John is understandably reluctant to baptize Jesus.  The baptism he offers is a baptism of repentance, and he knows that alone among humankind the one who reveals the new creation has no need of repentance.  But Jesus insists that he should be baptized;  he insists because he knows that his Baptism is not all about him.  It’s not the opening of the gate at the bottom of the rock-hewn steps, allowing him to begin the lonely climb up to glory.  His Baptism is the public declaration that God has descended those steps and made his home among us – among all of us, in a new creation into which you and I have been baptized.  The world may look like a chaotic and brutal playground for powerful men, and the temptation to seek our souls’ ascension on high to solitary but perpetual bliss is strong.  But in the new creation God is with us, with us here, with us inescapably, and with us everlastingly.

The Bible’s account of the feud between Herod Antipas and John ends with the latter’s judicial murder in a prison cell.  But Herod lived to regret divorcing his Nabataean princess.  Her father invaded his realm in revenge.  Antipas survived only because his Roman patrons intervened on his behalf, and two years later even they turned against him and forced him into exile.
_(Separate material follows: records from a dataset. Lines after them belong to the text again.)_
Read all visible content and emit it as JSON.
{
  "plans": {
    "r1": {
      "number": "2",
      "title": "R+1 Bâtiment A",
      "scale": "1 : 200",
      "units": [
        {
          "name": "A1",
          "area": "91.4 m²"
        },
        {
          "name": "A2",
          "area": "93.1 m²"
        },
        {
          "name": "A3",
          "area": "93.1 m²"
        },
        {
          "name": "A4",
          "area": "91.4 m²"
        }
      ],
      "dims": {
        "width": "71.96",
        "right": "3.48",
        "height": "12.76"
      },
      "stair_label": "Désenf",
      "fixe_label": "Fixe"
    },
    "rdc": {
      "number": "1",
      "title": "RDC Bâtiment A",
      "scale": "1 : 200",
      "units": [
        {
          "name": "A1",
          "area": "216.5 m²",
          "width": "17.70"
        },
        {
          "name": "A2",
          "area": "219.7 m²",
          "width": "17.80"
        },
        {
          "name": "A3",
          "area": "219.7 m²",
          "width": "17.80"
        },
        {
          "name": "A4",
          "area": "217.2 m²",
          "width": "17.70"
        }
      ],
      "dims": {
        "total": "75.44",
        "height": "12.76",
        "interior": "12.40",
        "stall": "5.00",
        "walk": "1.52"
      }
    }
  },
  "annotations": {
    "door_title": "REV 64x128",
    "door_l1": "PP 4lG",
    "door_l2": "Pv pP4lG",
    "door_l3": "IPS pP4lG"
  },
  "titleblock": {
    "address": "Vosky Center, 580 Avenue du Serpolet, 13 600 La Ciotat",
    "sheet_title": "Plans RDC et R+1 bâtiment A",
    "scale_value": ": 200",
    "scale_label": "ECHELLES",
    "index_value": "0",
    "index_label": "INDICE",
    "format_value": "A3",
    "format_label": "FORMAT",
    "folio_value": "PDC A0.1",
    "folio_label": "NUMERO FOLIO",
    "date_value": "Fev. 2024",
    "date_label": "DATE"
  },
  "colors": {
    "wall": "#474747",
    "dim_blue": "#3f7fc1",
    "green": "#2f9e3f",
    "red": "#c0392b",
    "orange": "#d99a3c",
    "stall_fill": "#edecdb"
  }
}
If Antipas is remembered for his faithlessness and his cruelty then you and I, inheritors and citizens of the new creation, are called to something different.  Not to climbing above the pain and fear that surround us, but to that of which Isaiah speaks.  ‘I am the LORD…I have given you as a light to the nations… I have given you to open the eyes of the blind…I have given you to bring out the prisoners from the dungeon’.  The light of God and the liberty of all God’s people:  it is as this and for this that we are to be known at the beginning of this New Year.